In this video I explain how to set exposure correctly on a Canon EOS DSLR while using the Prolost Flat picture style.
You can find more details about the Prolost Flat picture style here: http://prolost.com/flat
To start, in your camera settings, navigate to your picture styles, and go to User Defined 1. From there, hit info to set the details and set the picture style to Neutral. Once on Neutral, set the Sharpness all the way to the left so that it is at 0. Do the same for contrast. Dial the saturation two clicks to the left and put color tone on 0.
While you're in the menus, set your color space to sRGB. It doesn't make sense to use any other color space since the video being recorded is Rec.709, which is even less colors than sRGB.
Also, change your Histogram display to Brightness instead of RGB.
Now that that's done, lets start with how to figure out what your exposure is.
When you have your Canon DSLR camera in video mode (or live view mode) push the "Info." button until the brightness histogram is displayed on the screen. Look at it closely. You should see that it is broken up into 5 zones with a vertical line separating each zone.
The zone on the far left is blacks, the zone on the far right is whites, and when looking at a Luminance waveform in Adobe Premiere Pro (or your editor of choice), this Brightness histogram directly corresponds to the IRE levels you would see in a waveform display, so something all the way over to the left is IRE 0, and something all the way over to the right is IRE 100. The camera's histogram divides it up into nice 20 IRE chunks for our ease of use. The very middle of the middle zone is IRE 50.
Canon DSLRs shoot full swing video and not studio swing (Google those terms if you don't know what that is), so what you see in the Brightness histogram is literally IRE 0-100. Pretty nifty to know, and very easy to verify. Just shoot some footage, make note of where it is on the Histogram on the camera, and then look to see where it is on the waveform display in the editor. The histogram is not perfect, but it is waaaay better than nothing, or even worse, trying to set exposure using the display on the back of the camera. Not a good way to go. Use the Brightness histogram.
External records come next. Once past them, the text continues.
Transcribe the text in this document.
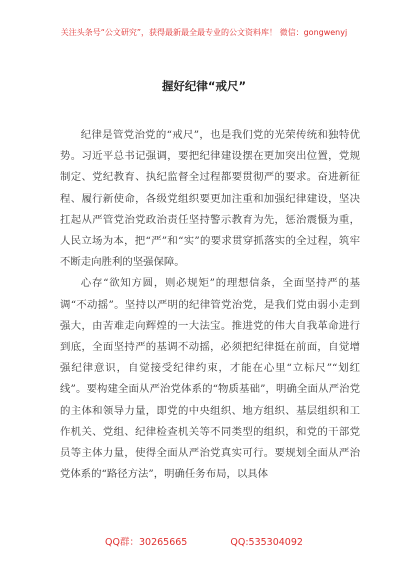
关注头条号“公文研究”，获得最新最全最专业的公文资料库！ 微信：gongwenyj
握好纪律“戒尺”

纪律是管党治党的“戒尺”，也是我们党的光荣传统和独特优势。习近平总书记强调，要把纪律建设摆在更加突出位置，党规制定、党纪教育、执纪监督全过程都要贯彻严的要求。奋进新征程、履行新使命，各级党组织要更加注重和加强纪律建设，坚决扛起从严管党治党政治责任坚持警示教育为先，惩治震慑为重，人民立场为本，把“严”和“实”的要求贯穿抓落实的全过程，筑牢不断走向胜利的坚强保障。

心存“欲知方圆，则必规矩”的理想信条，全面坚持严的基调“不动摇”。坚持以严明的纪律管党治党，是我们党由弱小走到强大，由苦难走向辉煌的一大法宝。推进党的伟大自我革命进行到底，全面坚持严的基调不动摇，必须把纪律挺在前面，自觉增强纪律意识，自觉接受纪律约束，才能在心里“立标尺”“划红线”。要构建全面从严治党体系的“物质基础”，明确全面从严治党的主体和领导力量，即党的中央组织、地方组织、基层组织和工作机关、党组、纪律检查机关等不同类型的组织，和党的干部党员等主体力量，使得全面从严治党真实可行。要规划全面从严治党体系的“路径方法”，明确任务布局，以具体

QQ群：30265665	QQ:535304092
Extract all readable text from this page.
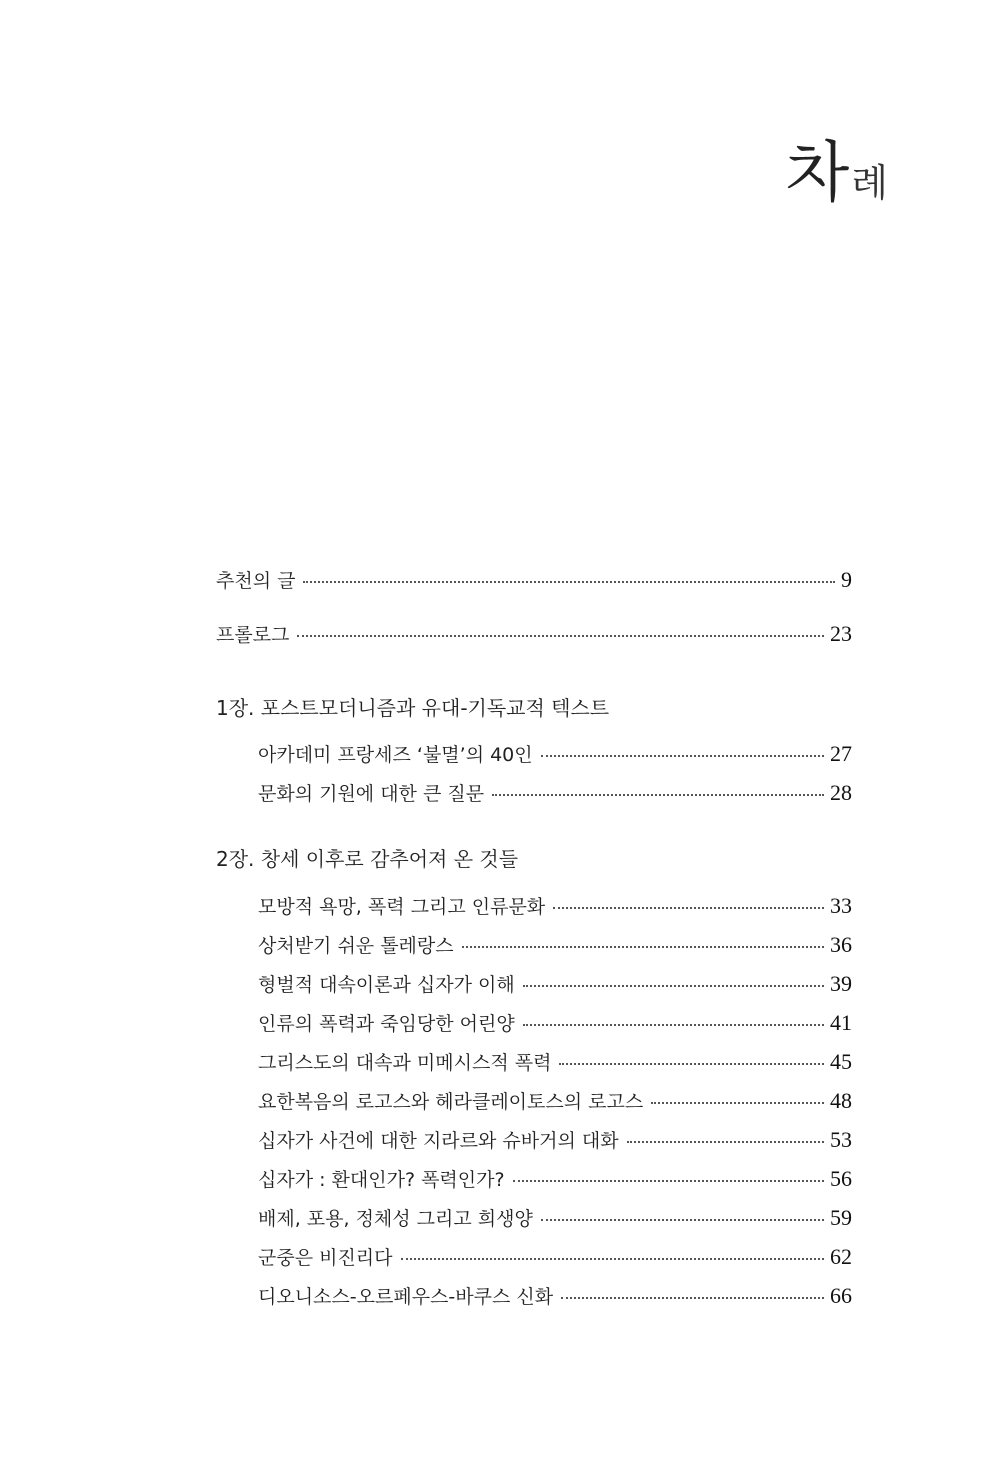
차 례
추천의 글	9
프롤로그	23
1장. 포스트모더니즘과 유대-기독교적 텍스트
아카데미 프랑세즈 ‘불멸’의 40인	27
문화의 기원에 대한 큰 질문	28
2장. 창세 이후로 감추어져 온 것들
모방적 욕망, 폭력 그리고 인류문화	33
상처받기 쉬운 톨레랑스	36
형벌적 대속이론과 십자가 이해	39
인류의 폭력과 죽임당한 어린양	41
그리스도의 대속과 미메시스적 폭력	45
요한복음의 로고스와 헤라클레이토스의 로고스	48
십자가 사건에 대한 지라르와 슈바거의 대화	53
십자가 : 환대인가? 폭력인가?	56
배제, 포용, 정체성 그리고 희생양	59
군중은 비진리다	62
디오니소스-오르페우스-바쿠스 신화	66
It's the fastest way to get consistent exposure from shot to shot.
So now that we know how to tell what our exposure is, when we're using Prolost Flat, how do we set our exposure correctly? Well, you need a couple more tools, but don't worry, they're very in-expensive. Ideally (and the best case scenario) is you would have an 18% grey card. I use Mennon 18% grey cards, but really, any card will do as long as it an 18% grey card. If you don't have that, you can also use a normal sheet of white copy paper. Either one will work.
So, to set your exposure, you set your lights up the way you like, and then you place the grey card (or white sheet of paper) where your skin tones would be (or human faces) and have it directly facing the camera. If your shot doesn't have people in it, then place it where it will be lit by the primary source of light in your scene. From there change the exposure controls (ISO, shutter speed, aperture) on your camera (or add/remove light) so that the grey card or white sheet of paper sits in the right spot on the histogram. It's that simple.
So what is the right spot on the Histogram? This is the money part:
The 18% grey card should sit as close to 40 IRE as possible. It should cause a spike on the histogram right on the line separating the 20-40 IRE zone and the 40-60 IRE zone.
The white sheet of paper should cause a spike at 70 IRE, which is right smack in the middle of the 60-80 IRE zone. Remember, this is reflected flat white and not specular highlights or light sources which are brighter than white, so a basic reflected white should be 70 IRE straight out of the camera when using Prolost Flat.
White is a funny thing, which is why I recommend actually using a grey card over a white card. It's a lot easier to get consistent exposure with a grey card.
That is it. That is how you set exposure on your Canon EOS DSLR Camera using the Prolost Flat picture style. It really is that easy. It will give you a fairly usable image straight out of the camera that will be really easy to grade and go from pretty usable to looking really great with a little color grading, and you can get the same look and cut footage from multiple Canon DSLR cameras super easy this way.